Her jeans lay neatly folded with her boots nearby and her legs were bare and blotched by the serial ablutions of warming sun and frigid water. The hymn she hummed was the only tune she really knew, the fragmented score to a fading memory of a whitewashed church and hard oak pews and the talcum hand of
a mother whose golden cross hung now slapping lightly at the hollow of her own throat.
When I survey the wondrous cross on which the Prince of glory died, my richest gain I count but loss, and pour contempt on all my pride.

And so she never heard the footsteps.

The hand that grabbed her was calloused and hard, and it yanked her backward and spun her roughly to the ground.

Daddy, don't! Daddy!

But the eyes she saw through the pulsing of her blood were not her father's eyes, or the voice her father's voice.

You dirty little mink, the man breathed softly, his face streaked and flushed. He fumbled at the knot that was his belt buckle, and as his pants fell away, his long, pink cock bobbed free.

I'll scream, she whispered, backing in the dirt. I swear I will.

The gold tooth glinted. Go ahead. I'll bet your daddy'd like to hear all about you and that half-pint convict ruttin like spring goats behind his back. You go ahead and call him over here so's I can tell him all about it.

He dropped to his knees grabbing at her ankles. She kicked and tried to rise, but he bulldogged her and dragged her twisting onto her stomach, tearing the thin, white panties loose from her clawing fingers.

Don't. Please.

Don't, please, he sneered, spreading her legs.

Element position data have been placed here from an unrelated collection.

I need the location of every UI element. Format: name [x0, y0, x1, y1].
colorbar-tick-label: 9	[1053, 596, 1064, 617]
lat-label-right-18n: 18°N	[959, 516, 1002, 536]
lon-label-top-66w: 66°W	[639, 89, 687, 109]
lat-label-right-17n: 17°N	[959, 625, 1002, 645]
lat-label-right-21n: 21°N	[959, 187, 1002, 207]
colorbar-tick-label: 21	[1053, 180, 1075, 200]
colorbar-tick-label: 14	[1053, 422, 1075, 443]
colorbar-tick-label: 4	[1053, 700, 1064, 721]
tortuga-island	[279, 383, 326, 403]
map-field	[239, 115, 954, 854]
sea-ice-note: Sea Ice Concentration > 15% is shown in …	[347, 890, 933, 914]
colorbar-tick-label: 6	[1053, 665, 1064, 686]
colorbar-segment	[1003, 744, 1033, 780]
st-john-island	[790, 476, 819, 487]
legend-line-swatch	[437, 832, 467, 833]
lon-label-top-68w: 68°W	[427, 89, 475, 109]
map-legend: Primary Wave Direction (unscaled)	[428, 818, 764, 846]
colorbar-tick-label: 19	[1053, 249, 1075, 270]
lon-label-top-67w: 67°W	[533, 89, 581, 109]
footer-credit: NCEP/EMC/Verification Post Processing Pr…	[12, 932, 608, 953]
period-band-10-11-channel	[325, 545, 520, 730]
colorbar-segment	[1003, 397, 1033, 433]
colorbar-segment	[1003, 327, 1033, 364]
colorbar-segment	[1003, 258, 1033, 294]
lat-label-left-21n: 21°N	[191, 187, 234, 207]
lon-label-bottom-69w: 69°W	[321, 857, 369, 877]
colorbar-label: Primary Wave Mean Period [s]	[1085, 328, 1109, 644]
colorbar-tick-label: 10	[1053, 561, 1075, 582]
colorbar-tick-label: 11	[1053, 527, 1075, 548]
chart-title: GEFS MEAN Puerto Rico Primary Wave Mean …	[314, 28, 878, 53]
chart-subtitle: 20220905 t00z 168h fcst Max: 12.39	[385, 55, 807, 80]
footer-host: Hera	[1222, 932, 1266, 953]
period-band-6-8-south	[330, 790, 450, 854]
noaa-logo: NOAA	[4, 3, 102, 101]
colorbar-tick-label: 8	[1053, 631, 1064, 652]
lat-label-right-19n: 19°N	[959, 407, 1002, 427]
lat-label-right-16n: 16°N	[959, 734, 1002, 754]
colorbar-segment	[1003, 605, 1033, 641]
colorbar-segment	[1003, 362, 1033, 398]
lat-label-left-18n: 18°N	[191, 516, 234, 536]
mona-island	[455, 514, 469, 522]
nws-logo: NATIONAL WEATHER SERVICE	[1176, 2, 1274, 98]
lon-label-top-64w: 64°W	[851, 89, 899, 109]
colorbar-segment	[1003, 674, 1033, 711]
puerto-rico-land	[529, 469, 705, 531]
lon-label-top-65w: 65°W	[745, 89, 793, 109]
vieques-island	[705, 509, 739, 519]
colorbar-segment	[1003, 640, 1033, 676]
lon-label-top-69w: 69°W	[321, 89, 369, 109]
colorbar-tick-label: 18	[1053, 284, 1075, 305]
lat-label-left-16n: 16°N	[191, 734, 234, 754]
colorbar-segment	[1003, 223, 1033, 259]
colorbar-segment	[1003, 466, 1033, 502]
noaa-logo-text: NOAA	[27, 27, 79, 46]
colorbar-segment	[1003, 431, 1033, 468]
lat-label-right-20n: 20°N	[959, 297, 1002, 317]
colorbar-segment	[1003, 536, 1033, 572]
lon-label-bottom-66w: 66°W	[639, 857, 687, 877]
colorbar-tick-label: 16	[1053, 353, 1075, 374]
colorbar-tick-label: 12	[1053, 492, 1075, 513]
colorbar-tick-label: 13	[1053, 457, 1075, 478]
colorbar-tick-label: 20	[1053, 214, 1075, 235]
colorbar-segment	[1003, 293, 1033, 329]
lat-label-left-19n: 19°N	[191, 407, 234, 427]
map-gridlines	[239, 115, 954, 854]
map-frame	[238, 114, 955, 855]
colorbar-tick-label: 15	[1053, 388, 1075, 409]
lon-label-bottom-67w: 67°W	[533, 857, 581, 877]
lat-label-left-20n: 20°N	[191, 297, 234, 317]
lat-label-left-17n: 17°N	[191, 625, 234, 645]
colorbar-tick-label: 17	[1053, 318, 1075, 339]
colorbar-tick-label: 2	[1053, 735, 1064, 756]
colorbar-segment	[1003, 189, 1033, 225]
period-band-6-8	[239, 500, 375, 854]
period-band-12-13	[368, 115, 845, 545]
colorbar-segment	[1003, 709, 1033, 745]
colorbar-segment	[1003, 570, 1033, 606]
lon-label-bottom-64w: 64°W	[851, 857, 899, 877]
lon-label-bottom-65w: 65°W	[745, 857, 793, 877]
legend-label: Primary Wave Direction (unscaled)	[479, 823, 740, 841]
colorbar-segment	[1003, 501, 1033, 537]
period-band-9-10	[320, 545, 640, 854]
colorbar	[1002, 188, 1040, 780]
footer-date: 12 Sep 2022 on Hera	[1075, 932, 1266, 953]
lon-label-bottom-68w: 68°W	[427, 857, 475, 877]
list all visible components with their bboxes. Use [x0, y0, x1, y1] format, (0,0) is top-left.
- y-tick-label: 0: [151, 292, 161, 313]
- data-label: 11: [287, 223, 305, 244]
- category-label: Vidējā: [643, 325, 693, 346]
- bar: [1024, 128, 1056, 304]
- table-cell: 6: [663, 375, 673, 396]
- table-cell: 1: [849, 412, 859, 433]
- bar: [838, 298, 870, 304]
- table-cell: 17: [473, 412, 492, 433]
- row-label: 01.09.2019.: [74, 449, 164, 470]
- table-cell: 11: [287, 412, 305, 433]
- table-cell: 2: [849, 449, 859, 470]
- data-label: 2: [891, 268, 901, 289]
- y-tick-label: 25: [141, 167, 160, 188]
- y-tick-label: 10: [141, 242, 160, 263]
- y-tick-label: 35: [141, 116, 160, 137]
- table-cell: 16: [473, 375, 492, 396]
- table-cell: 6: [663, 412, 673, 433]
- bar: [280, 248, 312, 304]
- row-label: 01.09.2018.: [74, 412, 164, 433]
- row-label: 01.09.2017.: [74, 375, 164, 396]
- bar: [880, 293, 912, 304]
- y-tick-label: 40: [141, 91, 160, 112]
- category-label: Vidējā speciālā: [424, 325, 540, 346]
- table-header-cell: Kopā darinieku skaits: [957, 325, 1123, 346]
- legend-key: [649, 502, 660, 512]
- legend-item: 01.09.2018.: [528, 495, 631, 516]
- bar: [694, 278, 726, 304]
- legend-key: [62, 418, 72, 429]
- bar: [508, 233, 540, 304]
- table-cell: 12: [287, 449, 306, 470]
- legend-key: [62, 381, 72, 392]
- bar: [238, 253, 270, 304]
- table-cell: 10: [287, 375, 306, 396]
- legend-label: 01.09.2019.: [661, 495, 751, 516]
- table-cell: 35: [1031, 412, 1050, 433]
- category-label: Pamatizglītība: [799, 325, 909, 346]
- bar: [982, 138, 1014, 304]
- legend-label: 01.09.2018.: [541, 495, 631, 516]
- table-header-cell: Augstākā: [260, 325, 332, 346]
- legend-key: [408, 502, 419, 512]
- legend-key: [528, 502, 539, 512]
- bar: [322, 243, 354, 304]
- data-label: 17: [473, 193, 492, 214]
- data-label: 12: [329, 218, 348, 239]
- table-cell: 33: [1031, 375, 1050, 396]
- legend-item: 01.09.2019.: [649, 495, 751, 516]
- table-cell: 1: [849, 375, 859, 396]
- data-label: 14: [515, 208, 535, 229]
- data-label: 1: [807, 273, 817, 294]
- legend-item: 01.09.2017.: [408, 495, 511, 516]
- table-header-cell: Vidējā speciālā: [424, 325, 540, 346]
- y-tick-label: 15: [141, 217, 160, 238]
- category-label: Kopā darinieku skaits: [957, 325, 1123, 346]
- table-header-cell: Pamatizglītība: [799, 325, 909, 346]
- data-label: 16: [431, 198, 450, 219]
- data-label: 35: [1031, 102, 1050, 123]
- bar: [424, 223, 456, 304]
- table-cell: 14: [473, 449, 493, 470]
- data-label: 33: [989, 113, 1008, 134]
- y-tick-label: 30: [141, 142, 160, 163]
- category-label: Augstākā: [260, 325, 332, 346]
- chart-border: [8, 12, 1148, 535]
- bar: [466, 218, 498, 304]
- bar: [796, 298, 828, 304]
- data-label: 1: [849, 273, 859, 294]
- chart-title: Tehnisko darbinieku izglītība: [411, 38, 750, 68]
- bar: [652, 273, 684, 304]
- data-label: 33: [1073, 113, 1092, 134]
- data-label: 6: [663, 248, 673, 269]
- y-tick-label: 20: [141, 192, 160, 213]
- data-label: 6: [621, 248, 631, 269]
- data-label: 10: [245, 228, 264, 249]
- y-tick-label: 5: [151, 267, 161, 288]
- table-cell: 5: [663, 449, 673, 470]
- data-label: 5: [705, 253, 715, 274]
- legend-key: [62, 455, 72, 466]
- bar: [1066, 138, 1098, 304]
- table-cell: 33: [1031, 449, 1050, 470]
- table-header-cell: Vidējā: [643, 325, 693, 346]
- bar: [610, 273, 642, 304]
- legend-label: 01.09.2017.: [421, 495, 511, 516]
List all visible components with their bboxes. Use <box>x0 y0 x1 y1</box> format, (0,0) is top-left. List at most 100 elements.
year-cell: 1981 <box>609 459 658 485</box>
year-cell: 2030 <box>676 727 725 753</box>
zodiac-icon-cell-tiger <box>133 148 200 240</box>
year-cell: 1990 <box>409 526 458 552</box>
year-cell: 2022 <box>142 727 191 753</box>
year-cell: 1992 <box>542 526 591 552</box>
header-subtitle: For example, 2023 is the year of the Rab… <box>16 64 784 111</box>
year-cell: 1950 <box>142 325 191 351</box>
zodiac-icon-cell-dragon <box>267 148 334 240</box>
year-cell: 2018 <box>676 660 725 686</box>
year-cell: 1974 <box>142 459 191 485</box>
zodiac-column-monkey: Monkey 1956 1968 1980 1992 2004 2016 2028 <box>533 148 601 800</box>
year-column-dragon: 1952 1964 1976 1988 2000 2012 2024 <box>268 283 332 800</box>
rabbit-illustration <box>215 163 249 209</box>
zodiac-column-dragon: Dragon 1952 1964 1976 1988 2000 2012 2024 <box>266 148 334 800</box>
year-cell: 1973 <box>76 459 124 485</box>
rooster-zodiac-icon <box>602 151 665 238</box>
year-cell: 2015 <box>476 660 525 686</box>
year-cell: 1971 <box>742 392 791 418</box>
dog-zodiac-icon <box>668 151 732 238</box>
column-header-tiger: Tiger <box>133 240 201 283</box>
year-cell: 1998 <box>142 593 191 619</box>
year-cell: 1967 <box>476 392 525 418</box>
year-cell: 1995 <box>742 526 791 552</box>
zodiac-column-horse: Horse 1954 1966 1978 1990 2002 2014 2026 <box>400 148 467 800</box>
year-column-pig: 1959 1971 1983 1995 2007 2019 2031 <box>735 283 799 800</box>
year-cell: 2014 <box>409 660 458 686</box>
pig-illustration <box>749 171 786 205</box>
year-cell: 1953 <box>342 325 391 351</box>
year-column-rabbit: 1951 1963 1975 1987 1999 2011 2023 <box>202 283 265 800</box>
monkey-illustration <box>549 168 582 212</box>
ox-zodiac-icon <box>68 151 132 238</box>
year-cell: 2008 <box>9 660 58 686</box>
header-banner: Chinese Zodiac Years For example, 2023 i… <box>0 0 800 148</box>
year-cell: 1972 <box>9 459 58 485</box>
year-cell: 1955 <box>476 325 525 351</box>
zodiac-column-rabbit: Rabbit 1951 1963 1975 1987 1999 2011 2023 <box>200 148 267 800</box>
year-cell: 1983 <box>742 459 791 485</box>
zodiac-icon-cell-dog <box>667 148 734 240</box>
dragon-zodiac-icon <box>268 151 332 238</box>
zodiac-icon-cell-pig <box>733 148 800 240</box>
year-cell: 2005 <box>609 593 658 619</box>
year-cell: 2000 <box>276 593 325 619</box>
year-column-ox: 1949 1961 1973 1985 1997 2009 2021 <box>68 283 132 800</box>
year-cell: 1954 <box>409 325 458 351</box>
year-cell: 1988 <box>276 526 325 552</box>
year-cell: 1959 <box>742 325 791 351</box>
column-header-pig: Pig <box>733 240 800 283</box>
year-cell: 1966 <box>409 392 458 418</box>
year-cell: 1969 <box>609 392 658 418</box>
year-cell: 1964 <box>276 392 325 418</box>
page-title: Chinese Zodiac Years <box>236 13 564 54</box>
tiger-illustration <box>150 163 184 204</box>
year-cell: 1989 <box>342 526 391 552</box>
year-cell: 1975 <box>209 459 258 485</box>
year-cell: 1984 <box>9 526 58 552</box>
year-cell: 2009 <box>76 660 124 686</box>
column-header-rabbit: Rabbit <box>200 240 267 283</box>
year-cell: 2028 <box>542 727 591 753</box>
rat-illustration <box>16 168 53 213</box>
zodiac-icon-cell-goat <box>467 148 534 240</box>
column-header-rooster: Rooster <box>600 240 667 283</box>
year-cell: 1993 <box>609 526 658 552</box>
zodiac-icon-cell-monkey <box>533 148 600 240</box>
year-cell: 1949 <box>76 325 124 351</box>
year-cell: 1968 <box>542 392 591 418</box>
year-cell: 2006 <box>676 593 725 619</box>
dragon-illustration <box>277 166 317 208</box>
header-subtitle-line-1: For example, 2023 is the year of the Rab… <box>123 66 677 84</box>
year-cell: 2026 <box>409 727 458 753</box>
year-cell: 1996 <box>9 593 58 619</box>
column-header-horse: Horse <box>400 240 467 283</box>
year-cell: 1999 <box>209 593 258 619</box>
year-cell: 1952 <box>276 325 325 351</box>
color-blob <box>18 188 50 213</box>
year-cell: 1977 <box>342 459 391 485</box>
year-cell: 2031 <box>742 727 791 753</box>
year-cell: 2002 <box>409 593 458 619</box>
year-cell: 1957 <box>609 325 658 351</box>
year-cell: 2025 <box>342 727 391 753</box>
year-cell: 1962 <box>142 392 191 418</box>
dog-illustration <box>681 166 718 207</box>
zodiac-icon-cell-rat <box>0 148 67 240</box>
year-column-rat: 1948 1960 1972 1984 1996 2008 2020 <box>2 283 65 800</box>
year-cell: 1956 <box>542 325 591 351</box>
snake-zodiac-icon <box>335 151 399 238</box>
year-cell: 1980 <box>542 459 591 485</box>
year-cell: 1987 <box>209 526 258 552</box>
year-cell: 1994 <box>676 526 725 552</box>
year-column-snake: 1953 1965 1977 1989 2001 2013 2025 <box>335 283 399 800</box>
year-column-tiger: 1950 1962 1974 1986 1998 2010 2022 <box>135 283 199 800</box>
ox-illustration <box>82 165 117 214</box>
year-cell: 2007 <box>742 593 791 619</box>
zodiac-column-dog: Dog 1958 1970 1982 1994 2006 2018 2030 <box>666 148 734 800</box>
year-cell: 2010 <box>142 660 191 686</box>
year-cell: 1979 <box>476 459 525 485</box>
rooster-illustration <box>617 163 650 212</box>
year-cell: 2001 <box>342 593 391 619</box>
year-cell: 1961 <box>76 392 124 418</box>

She tried to scream but gagged instead on a bitter loam of earth and snot as he gripped her neck and pressed her face into the dirt.

The report of the pistol cracked like a whip, echoing across the lake. The rough hands fell away, and Lottie scrambled and
twisted, and only then saw Palmer holding a level bead on the man's back.

You want a new asshole, or you want I should plug the one you already got?

The man lifted both hands slowly. Hold on, neighbor. I didn't mean no harm. We was just havin a little fun is all. Ain't that right, miss?

The crash of footfalls in the woods halted the arc of the pistol Palmer had raised over the kneeling man's head. He glanced over his shoulder, then to Lottie, where she lay wet and dirty and cowering.

You'd best put them drawers back on, he said calmly.

The men, when they arrived, were three in number, her father at the lead. They drew up short in comic unison. Then her father made a wounded sound that was part shout and part whimper, and he threw himself flailing onto the kneeling man's back, his fists windmilling into flesh and bone and earth.

Oww! Shit! Help! The man curled himself tightly, warding off blows with his arms.

The other men watched as her father pounded the man head and ribs and head again until both his fists were bloody and both his arms were too tired to lift. When he slumped to all fours, spent by his efforts, the groaning man rose to a like position, and any discernible difference between victor and vanquished was lost in the shared gasping of breath and the pooling of blood and tears.

Fucking. Bastard.

I didn't. It was him. The man gestured with his bloodied face. Ask the wife. She saw them. Ask her.

When Garrett stood again, Palmer backed a step, reaiming his pistol. I ain't the one with my pants round my ankles.

Garrett, still heaving, looked first to the gun and then to the other men. He unbuckled his belt and drew it from its loops and doubled it in his bloody fist. He brushed past the others and raised the belt high and brought it down with a crack across the cowering girl's legs.